News HighlightsPage address: http://www.mnsu.edu/news/read/?id=old-1412086630&paper=topstories
University Breaks Ground on Clinical Sciences Building
Building will provide area residents access to affordable health care services.
Jessica Bies, Mankato Free Press, 9-27-2014
Minnesota State University, Mankato broke ground on a building Friday that college officials say will make it easier for area residents to access affordable speech and hearing services, as well as health and dental care.
Kris Retherford, dean of Minnesota State Mankato's College of Allied Health and Nursing, said the facility will allow students and area professionals alike to participate in customized health-care training. The new $25.8 million clinical sciences building will house not only a 24-chair dental clinic, but 14 examination/consultation rooms coupled with labs, classrooms or observation areas, office space and several student interaction and study spaces.
Occupying it will be two departments from Minnesota State Mankato's College of Allied Health and Nursing: the School of Nursing and the departments of Dental Hygiene and Speech and Hearing & Rehabilitation Services. Students in both will have access to state-of-the-art training facilities and will be able to work collaboratively with faculty and students from all over campus.
“They'll be elbow to elbow, side by side all the disciplines housed in the building,” Retherford said.
The new space will not only give students the chance to interact with real, live patients, but will make it possible for the university to provide speech/hearing services, health care and dental care to thousands of Mankato-area residents, Retherford said during a groundbreaking ceremony Friday.

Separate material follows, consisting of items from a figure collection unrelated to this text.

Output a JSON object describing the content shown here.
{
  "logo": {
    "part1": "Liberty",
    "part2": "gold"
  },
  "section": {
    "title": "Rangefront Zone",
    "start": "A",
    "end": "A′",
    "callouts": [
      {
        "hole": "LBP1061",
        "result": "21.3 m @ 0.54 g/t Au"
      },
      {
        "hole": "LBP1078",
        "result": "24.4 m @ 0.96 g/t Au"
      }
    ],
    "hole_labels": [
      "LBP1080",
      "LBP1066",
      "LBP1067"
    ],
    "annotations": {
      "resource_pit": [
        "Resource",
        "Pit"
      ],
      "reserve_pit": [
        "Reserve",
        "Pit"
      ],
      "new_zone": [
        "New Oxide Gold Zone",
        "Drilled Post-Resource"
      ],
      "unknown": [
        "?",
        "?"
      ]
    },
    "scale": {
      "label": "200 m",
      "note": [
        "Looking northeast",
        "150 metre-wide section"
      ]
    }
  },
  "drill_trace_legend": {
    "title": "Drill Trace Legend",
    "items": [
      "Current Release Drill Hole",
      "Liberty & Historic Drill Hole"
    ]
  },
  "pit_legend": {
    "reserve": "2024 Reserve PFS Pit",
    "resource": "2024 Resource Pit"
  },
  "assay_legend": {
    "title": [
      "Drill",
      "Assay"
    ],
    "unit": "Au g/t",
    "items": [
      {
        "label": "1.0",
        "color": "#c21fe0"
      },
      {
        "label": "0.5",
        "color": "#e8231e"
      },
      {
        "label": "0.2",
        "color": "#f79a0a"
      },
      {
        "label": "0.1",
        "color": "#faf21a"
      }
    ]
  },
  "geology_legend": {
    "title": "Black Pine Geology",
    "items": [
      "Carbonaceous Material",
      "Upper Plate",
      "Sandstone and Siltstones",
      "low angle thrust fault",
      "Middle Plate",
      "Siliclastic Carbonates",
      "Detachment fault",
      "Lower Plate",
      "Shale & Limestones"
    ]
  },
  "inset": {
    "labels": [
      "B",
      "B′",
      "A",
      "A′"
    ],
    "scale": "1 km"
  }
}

It will also bring the two College of Allied Health and Nursing departments together into one easy-to-find location.
While Minnesota State Mankato currently has a dental clinic, it is in the basement of Morris Hall. Rehabilitation services is based out of Armstrong Hall. While the Speech, Language and Hearing Clinic has two reserved spaces, the dental clinic has none, which means students must buy parking passes for their clients.

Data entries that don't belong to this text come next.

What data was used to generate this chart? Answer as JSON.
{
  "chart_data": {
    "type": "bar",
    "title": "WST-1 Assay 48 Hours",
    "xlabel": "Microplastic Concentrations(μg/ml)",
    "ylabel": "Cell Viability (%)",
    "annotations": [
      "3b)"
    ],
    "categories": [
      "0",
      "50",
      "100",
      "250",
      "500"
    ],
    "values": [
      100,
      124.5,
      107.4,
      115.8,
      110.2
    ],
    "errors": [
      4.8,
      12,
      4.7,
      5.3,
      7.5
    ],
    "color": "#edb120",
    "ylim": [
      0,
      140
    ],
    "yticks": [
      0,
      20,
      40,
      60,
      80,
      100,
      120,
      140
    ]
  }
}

In comparison, the new building will have a dedicated parking lot, as well as pick-up and drop-off areas. It is intended to be a “one-stop shop” for the college's patients and will have a common waiting room and shared consultation rooms.
For health and nursing faculty whose offices will not be moving, the new building will have shared meeting rooms and collaborative work areas, Retherford said. The School of Nursing, now based out of Wissink Hall, will move its clinical skills and simulation labs into the new, more spacious facility.
Five general-use classrooms will serve the entire college as lecture halls. The building also will have a shared CPR/Skills Lab and Home Health Lab, which will be open to multiple departments, according to bonding documents.
Construction of Minnesota State Mankato's clinic is expected to wrap up by 2016. The new 59,100-square-foot, three-story facility will be on Warren Street north of the Taylor Center and east of Ford Hall.
Its completion will allow the university to continue working closely with the nursing college's many community partners, which include Mayo Clinic Health System in Mankato, the Mankato Clinic, Open Door Dental Clinic, Harry Meyering Center, Give the Kids a Smile Program and the Developmental Behavioral Clinic.
Funding for the project is included in the Minnesota Jobs Bill, signed into law this May. The new piece of legislation also sets aside $14.5 million in state money for upgrades to the Mankato civic center, which is used by Minnesota State Mankato's hockey teams.
State Sen. Kathy Sheran said during the groundbreaking that the new facility promotes affordability by not only by making services available to residents for less, but by making it possible for students to log clinical hours while on campus. Services at the clinics cost roughly half what they would at regular clinics, according to Minnesota State Mankato's website.
The more spacious building also will make it possible for the university to expand health-care programs and start training more students, hopefully addressing a looming shortage in the number of health-care providers available throughout the state.
State Rep. Clark Johnson, who serves on the state rural health advisory committee, said the new facility will increase the amount of outstate residents the college can serve on annually. It serves about 8,000 each year, Retherford said. She expects that number to increase once the new facility is built but could not say by how much.
Melissa Reinke, a senior in the Speech and Hearing & Rehabilitation Services department, said before the groundbreaking that the publicity surrounding the new facility could help drive numbers up. Its eye-catching design could also help.
“Maybe it will create more awareness in the community that there is this clinic they can have access to,” she said.
Tara Fruechte, one of Reinke's classmates, said it will help bring faculty and students together in one place.